D’un ton pondéré, un juriste de profession pense que « sur le plan strictement de Droit, ceci est une bonne décision. Le Tribunal de Grande instance de Kinshasa/Gombe avait produit un monstre judiciaire. Comment un juge pénal pouvait ordonner la confiscation des biens d’une personne qui n’a pas été poursuivie ni condamnée ? L’accusation n’avait pas été en mesure de prouver la culpabilité de Kamerhe au-delà du doute raisonnable ». Avant de relativiser : « Mais l’acquittement de Kamerhe ne pourrait signifier que ce Monsieur n’avait pas détourné l’argent public dans les faits ».

Plus critique, l’ONG ACAJ de Me Georges Kapiamba pense que «l’arrêt de la Cour de cassation est un frein à la lutte contre la corruption».

Kamerhe acquitté ? L’hypothèse fait du chemin

Le leader de l’UNC, toujours en convalescence en France, vient de gagner une première bataille. Il lui reste maintenant la seconde – la plus cruciale d’ailleurs – c’est-à-dire démonter pièces contre pièces toutes les irrégularités contenues dans le jugement rendu au premier degré par le TGI/Gombe.

C’est le nouvel duel judiciaire face aux avocats de la République qui l’attendent à la chambre recomposée de la Cour d’appel de Kinshasa/Gombe.

En attendant, Vital Kamerhe et tous ses complices restent toujours sous le coup d’une condamnation du TGI/Gombe.
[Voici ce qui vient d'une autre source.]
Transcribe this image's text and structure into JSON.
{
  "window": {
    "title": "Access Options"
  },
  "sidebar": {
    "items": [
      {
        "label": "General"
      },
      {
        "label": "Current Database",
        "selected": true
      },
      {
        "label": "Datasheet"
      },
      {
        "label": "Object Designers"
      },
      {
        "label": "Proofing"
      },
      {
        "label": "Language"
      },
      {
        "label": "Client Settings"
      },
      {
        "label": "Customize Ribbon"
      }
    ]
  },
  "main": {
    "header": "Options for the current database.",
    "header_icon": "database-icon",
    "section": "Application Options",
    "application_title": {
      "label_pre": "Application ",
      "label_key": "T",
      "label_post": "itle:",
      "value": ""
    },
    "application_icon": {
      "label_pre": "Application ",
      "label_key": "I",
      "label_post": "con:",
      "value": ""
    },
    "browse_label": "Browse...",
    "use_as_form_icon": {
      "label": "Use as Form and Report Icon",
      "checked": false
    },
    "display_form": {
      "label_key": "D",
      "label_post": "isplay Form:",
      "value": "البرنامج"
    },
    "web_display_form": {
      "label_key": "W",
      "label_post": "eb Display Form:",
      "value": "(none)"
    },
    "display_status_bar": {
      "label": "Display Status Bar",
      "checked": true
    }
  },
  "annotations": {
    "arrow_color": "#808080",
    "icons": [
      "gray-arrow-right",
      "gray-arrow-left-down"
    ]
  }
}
Procès à la fois judiciaire et politique, c’est probablement sur le deuxième terrain que pourrait se dénouer l’affaire Kamerhe. On apprend qu’entre ses partisans et ceux du Chef de l’Etat qu’il a d’ailleurs aidé à la victoire présidentielle de décembre 2018, le pont n’a jamais rompu.

N’est-ce pas que le Président Félix Tshisekedi a toujours prédit que Kamerhe aura tôt ou tard un «grand rôle » à jouer dans ce pays. Serait-ce le moment ? Difficile à prédire.